Selain itu, formasi 3-5-2 dengan menumpuk lima pemain tengah efektif meredam pergerakan gelandang City dan membuat mereka bermain melebar. Menurut the Sun, musim ini City hanya sekali menang dari lima pertandingan saat mereka melepaskan umpan crossing lebih banyak dari lawan. Permainan sayap tidak cocok bagi City yang tidak punya striker berpostur besar.
Akhirnya jarak City dengan klub lain semakin dekat. Apakah ini juga berarti akhir hayat Tiki Taka di Premier League? Melihat permainan sepakbola dengan penguasaan bola dominan tapi berujung kalah adalah percuma. Sebaliknya sepakbola pragmatis sesekali mampu mengalahkan sepakbola cantik. Sepakbola bukanlah ilmu pasti. Menyerang tak berarti selalu menang dan bertahan tak berarti selalu kalah. Yang mampu membaca strategi dan memanfaatkan peluang lah yang akan menang.
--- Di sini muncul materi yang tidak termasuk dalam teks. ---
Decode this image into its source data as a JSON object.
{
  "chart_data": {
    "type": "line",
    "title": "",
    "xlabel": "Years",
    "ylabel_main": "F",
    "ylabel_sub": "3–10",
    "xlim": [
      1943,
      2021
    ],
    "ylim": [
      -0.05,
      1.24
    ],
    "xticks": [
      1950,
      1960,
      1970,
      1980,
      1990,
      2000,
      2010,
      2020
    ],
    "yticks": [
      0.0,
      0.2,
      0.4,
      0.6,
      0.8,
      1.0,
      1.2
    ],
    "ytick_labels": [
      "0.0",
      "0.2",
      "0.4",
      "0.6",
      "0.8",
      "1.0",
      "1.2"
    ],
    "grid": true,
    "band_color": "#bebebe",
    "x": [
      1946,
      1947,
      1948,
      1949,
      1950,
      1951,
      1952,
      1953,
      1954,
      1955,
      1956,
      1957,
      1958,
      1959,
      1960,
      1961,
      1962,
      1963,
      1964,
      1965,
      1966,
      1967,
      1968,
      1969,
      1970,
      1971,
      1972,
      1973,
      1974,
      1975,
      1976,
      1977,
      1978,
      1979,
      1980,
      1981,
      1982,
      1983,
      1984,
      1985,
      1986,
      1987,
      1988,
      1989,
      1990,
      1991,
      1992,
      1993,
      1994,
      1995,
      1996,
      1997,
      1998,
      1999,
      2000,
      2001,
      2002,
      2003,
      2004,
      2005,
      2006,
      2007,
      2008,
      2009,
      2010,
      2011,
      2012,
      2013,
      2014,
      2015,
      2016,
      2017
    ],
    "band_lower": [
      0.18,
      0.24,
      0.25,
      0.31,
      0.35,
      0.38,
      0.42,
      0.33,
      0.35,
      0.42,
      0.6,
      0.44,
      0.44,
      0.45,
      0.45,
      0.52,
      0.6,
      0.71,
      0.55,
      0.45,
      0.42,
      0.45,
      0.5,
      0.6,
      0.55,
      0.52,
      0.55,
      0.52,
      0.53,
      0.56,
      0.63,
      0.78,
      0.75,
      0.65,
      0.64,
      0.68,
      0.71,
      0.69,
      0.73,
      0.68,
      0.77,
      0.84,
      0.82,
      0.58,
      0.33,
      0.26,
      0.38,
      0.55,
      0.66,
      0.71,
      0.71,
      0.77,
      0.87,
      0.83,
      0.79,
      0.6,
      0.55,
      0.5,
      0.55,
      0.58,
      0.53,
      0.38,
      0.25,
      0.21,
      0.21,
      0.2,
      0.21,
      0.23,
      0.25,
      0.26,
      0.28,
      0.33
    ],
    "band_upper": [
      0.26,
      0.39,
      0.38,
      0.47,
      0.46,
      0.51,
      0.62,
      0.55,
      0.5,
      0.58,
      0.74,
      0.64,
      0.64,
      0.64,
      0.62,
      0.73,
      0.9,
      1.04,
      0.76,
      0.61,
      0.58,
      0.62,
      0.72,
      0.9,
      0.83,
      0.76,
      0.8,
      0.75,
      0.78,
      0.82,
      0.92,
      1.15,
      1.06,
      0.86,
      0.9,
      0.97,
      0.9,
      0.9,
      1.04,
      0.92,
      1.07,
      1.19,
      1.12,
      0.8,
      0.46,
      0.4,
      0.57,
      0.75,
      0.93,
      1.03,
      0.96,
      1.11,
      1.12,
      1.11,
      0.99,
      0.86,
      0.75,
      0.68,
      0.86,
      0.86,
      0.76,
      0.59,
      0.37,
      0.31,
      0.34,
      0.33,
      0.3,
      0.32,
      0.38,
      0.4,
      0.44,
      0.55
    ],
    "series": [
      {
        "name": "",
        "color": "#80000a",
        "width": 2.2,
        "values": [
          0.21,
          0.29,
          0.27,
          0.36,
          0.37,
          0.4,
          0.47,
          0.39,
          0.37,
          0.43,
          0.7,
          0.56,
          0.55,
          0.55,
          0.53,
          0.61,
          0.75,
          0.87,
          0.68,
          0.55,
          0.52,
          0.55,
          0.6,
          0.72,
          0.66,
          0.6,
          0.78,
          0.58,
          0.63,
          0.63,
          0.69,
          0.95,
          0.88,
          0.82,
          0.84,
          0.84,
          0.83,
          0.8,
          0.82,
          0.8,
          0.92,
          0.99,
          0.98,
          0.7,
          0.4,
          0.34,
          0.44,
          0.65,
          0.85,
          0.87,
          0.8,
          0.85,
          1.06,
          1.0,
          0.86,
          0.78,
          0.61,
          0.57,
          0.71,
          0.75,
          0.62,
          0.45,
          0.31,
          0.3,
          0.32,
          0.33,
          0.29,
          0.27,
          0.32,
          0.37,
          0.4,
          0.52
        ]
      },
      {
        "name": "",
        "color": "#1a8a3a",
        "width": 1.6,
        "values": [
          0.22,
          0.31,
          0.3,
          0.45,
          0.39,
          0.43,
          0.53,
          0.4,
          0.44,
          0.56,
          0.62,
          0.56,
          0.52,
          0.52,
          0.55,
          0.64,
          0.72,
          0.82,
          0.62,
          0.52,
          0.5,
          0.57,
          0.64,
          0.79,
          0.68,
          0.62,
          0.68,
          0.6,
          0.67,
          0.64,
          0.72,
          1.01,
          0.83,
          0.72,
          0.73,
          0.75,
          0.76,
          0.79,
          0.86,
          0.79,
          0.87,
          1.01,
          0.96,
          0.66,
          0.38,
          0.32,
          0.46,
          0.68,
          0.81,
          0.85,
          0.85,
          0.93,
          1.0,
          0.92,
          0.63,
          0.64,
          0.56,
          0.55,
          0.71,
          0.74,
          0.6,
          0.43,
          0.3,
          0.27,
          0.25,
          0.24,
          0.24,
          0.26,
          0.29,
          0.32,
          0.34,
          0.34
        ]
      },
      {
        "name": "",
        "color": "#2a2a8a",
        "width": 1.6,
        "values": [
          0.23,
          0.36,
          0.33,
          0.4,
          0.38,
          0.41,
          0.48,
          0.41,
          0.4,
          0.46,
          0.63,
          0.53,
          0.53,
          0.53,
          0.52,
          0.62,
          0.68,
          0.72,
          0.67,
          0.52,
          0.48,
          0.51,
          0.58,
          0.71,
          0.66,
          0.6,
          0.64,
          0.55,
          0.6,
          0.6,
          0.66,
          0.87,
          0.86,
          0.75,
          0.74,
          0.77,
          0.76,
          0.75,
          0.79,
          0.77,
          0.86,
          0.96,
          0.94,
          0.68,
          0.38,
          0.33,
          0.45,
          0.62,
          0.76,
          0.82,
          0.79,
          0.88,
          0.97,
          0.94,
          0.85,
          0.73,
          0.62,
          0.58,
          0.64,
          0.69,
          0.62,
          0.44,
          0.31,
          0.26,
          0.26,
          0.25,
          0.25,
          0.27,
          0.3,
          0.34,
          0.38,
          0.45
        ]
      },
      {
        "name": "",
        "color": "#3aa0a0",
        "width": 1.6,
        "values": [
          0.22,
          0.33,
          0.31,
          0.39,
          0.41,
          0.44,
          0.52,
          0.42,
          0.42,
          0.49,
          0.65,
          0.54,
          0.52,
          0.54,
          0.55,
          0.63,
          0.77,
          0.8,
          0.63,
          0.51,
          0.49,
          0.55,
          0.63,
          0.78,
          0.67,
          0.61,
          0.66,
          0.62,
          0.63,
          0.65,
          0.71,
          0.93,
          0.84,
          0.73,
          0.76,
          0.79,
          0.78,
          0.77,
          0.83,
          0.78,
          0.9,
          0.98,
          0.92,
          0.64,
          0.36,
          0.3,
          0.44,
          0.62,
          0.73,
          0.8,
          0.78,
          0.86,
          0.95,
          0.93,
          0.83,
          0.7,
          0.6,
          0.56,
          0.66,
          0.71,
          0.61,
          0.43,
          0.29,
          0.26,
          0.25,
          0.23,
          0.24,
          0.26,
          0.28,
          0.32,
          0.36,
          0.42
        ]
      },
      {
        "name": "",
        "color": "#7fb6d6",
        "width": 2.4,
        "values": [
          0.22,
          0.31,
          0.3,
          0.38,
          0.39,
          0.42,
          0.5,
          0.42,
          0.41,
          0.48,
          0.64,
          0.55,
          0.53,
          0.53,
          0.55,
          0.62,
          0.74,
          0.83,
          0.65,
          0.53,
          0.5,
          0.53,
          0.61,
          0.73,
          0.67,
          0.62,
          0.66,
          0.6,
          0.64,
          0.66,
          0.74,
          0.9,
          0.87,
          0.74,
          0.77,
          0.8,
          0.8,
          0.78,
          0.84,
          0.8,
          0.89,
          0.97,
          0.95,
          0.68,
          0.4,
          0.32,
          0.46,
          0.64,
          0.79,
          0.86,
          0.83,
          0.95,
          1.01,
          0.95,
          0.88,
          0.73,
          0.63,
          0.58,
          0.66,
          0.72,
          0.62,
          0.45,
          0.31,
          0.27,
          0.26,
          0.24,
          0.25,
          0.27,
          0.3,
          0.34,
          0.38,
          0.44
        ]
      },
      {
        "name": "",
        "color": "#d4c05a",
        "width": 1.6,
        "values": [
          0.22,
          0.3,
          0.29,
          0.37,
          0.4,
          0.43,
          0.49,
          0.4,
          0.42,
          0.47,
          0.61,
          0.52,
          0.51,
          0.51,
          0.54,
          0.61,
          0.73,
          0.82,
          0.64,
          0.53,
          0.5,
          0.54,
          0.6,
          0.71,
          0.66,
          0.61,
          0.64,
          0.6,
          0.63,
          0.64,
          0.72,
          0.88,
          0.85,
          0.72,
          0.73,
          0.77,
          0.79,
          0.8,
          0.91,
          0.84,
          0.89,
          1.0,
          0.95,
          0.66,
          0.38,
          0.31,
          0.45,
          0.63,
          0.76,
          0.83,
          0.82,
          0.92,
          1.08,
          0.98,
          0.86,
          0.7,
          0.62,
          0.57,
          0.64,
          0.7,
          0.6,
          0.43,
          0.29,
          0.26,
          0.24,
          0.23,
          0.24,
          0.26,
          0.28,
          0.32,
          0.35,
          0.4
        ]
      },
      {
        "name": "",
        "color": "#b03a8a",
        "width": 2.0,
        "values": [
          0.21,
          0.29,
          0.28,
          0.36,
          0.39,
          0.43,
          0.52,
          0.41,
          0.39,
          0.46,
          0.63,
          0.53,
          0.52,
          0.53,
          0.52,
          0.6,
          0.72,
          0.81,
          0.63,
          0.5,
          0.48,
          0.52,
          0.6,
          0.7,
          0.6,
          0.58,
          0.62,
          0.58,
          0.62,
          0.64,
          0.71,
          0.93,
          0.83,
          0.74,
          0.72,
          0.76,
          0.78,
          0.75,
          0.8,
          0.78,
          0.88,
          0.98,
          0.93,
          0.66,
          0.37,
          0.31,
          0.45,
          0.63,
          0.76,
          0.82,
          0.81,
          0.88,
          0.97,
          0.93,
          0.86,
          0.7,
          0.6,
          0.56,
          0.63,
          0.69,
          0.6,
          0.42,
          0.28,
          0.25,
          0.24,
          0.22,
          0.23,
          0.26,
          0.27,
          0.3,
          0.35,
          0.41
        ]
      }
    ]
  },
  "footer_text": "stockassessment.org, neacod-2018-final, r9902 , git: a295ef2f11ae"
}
Guardiola sepertinya harus belajar dari TikTok. Bagaimana TikTok berevolusi menjadi platform sosial yang banyak digunakan di dunia saat ini. Padahal awalnya TikTok hanya digunakan di Tiongkok dengan bahasa Mandarin. Tapi event challenge yang dibuat, mengundang respon jutaan TikTokers di seluruh dunia. Tiktok lalu mengembangkan banyak fitur untuk memudahkan siapa saja merekam dan mengedit video. Hingga sekarang menjadi viral.
Maaf Pep, inilah hari dimana TikTok lebih viral dari Tiki Taka. Karena semua yang viral berawal dari perubahan dan cara memanfaatkan kesempatan.